PM2.5の主な粒子

 前述の通り、PM2.5は様々な粒子の総称ですが、主な物質と由来、特徴などを見てみましょう。
SOx:硫黄酸化物と言われ、主に石炭を燃やしたときに排出される二酸化硫黄(SO2)と、それが空気中で酸化されてできる、硫酸(H2SO4)などです。強酸である硫酸が大気中で作られると、揮発性が乏しいため、気体でいることができず、細かい液体の粒子になります。この粒子が大気中に浮遊すると霧状になり、硫酸ミストと呼ばれます。四日市ぜん息など、日本で石炭が大量に使われていた時代には、実際に見られたようです。また、大気中のアンモニアと中和反応し、硫酸アンモニウム塩となり、この粒子もPM2.5として浮遊します。この仲間は、産業革命後のロンドン、高度成長期の日本、そして石炭を家庭用を含む多くの工場などで使っている現代の中国で、大気汚染の主な原因となっています。
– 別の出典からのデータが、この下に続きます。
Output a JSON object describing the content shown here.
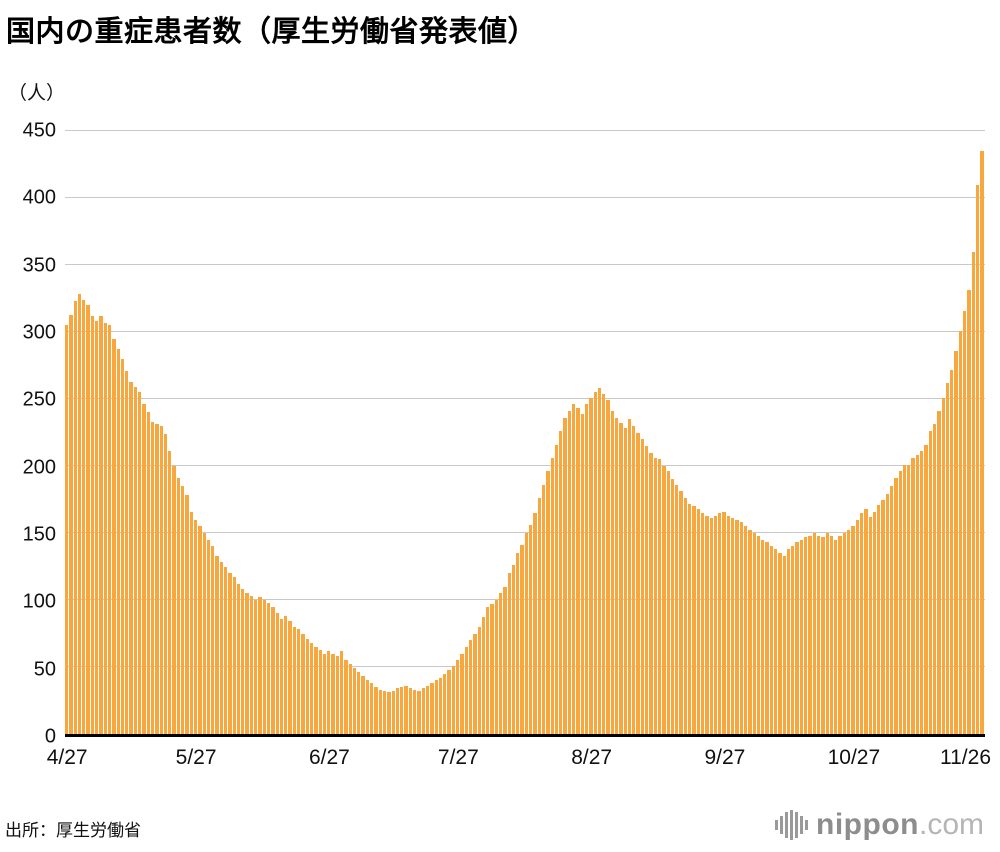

ちなみにピーク時の四日市のSO2の大気中濃度に比べ現代の中国の大都市では2倍以上、往時のロンドンでは10倍以上でした。また、有鉛のガソリンや軽油が未だに使われている中国などでは、自動車やディーゼル車もSO2排出の一因となっています。
NOx:窒素酸化物と呼ばれ、石油の燃焼、特に自動車の排気ガスに由来するものです。主なNO2は炭化水素とともに、太陽光による光化学反応によって、オゾンや過酸化物となります。これらは光化学オキシダントと呼ばれる非常に酸化力が高い物質です。この酸化力は生体の様々な細胞やタンパク質を酸化し、細胞障害を起こしたり、タンパク質の機

能異常きたします。近年は、日本では解決済みなのか、あまり注目を浴びませんが、ここ数年は時々、光化学スモッグ注意報や警報が発令された放送が入るので、再び注目すべき汚染物質なのかもしれません。NO2は最終的に硝酸となります。これは揮発性が高いので気体として大気中に存在し、やはりアンモニアと反応し硝酸アンモニウムなどの微細な粒子(固体)となって浮遊します。日本でも自動車由来の物質なので、都市近傍の主なPM2.5として知られています。
ディーゼル廃棄微粒子(DEP):トラックのマフラーから吹き出すあの真っ黒の煙がこれです。すすの炭素が黒い煙の正体ですが、それ以外にも様々化学成分が含まれています。この中で特に問題となる物質は、PAHと呼ばれる、多環芳香族炭素化合物です。これらはベンゾαピレンなど、ベンゼン環の亀甲模様が連なってできた炭化水素群で、発ガン性が指摘されているからです。ディーゼル車は燃費効率が良いので、地球温暖化の点では良いのですが、健康への影響は無鉛のガソリン車に劣っている部分もあり、欧州などでも環境に優しいクリーンエンジンという位置づけが見直されつつあります。PAHは大気中の発ガン物質のおよそ50%以上を占めており、排出基準などの規制によりある程度コントロール可能ですが、中国を含む途上国では十分な対策がとられておらず、日本に飛来する量も増加してくることが予想されます。